Anne Lenaerts

Associate Professor, Colorado State University, USA

Anne Lenaerts started her career as a molecular biologist hoping to find a cure for cancer. But directly after completing her doctoral degree at State University of Gent in Belgium in 1996 she was offered a post-doctoral fellowship at the University of Pretoria in South Africa and seized the opportunity.

Professor J. Verschoor, who was to supervise her work, wanted her to go in an entirely new direction -- to look at how certain biological compounds influence the immune response to tuberculosis (TB) infection.

"My work as a laboratory scientist took on a completely different meaning," she says. "Living in South Africa, my eyes were opened. Many people were living under terrible conditions, and those conditions became all the more devastating if they were affected by TB/HIV, which was rampant. I recognized that better drugs for treating TB would have a huge impact on people's lives and help get the people out of poverty."

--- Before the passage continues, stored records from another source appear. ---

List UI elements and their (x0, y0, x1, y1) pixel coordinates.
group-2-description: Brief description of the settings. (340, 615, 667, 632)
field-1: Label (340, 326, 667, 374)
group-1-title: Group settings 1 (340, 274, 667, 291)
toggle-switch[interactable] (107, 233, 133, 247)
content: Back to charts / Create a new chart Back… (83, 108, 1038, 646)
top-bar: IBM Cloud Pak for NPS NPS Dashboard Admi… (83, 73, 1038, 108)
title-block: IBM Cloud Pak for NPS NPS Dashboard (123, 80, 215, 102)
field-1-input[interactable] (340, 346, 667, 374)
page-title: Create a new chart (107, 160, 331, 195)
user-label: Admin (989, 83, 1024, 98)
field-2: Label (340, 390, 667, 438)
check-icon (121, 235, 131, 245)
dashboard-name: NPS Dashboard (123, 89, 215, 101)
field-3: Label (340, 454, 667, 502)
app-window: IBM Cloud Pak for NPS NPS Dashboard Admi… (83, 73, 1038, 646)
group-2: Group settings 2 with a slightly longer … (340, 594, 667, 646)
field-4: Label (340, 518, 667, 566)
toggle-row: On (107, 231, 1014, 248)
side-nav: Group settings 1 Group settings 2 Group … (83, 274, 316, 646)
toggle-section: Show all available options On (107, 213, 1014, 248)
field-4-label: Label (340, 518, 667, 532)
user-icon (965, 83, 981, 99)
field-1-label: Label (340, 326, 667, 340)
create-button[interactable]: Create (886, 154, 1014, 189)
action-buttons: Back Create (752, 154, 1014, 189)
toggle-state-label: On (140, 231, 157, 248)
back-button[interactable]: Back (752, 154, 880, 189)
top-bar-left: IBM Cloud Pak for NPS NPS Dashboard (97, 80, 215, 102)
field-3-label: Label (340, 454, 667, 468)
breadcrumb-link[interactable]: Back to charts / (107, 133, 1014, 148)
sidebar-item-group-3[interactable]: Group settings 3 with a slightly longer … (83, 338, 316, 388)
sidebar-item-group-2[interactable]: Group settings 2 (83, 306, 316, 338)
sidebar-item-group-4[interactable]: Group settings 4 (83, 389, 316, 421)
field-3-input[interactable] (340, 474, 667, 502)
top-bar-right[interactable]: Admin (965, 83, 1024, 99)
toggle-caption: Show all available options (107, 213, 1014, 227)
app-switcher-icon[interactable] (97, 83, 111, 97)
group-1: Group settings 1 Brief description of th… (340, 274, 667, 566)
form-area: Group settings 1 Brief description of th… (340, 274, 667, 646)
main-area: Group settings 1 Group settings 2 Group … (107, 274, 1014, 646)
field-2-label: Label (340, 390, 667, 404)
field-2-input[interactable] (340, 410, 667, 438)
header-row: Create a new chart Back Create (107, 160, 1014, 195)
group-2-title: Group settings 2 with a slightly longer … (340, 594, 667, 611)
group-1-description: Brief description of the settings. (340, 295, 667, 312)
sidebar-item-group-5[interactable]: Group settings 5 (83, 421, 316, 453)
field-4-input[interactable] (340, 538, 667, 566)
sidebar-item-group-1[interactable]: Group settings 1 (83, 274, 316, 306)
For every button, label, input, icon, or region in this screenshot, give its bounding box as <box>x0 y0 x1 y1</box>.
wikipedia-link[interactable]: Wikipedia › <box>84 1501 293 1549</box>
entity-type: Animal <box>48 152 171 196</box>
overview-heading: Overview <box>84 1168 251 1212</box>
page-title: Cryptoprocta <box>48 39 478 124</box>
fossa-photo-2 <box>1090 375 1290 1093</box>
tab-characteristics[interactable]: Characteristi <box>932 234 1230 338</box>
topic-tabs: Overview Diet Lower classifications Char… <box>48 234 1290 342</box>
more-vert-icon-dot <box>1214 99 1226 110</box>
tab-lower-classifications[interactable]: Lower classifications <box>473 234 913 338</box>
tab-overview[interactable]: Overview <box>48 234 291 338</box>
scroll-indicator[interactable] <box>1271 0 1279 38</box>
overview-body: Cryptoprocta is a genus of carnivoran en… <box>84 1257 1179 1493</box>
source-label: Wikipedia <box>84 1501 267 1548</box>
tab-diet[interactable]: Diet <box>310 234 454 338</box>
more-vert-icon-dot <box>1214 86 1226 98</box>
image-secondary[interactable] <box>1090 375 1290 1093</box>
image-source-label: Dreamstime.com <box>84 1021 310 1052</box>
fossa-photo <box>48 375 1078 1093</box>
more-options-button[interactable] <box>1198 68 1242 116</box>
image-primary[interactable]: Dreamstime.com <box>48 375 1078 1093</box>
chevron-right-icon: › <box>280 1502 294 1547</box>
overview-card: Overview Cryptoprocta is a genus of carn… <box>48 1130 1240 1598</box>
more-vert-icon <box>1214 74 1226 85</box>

She left South Africa when new opportunities and the promise of more funding for her research arose in the United States. Her current project at Colorado State University puts her at the epicentre of the search for new TB drugs, in part through a programme supported by the National Institutes of Health (NIH) and the National Institute for Allergies and Infectious Diseases. As a scientist at the Mycobacterial Research Laboratories at CSU, she has developed a number of laboratory tests and systems to improve and accelerate the testing of TB drugs. These technologies are used by laboratories around the globe.

"People from all over the world send us compounds they think might have activity against TB. So far the NIH programme has received and tested more than 85 000 compounds," she says. "When we find a compound that is promising, we give our data to suppliers--most of them pharmaceutical companies or university teams--so we can look together at how to improve those compounds." Two compounds the programme helped develop are now in clinical trials.

Lenaerts' work requires many hours at the bench, but she is still drawn back to South Africa. She travels to consult on research projects, including those led by South African teams of scientists.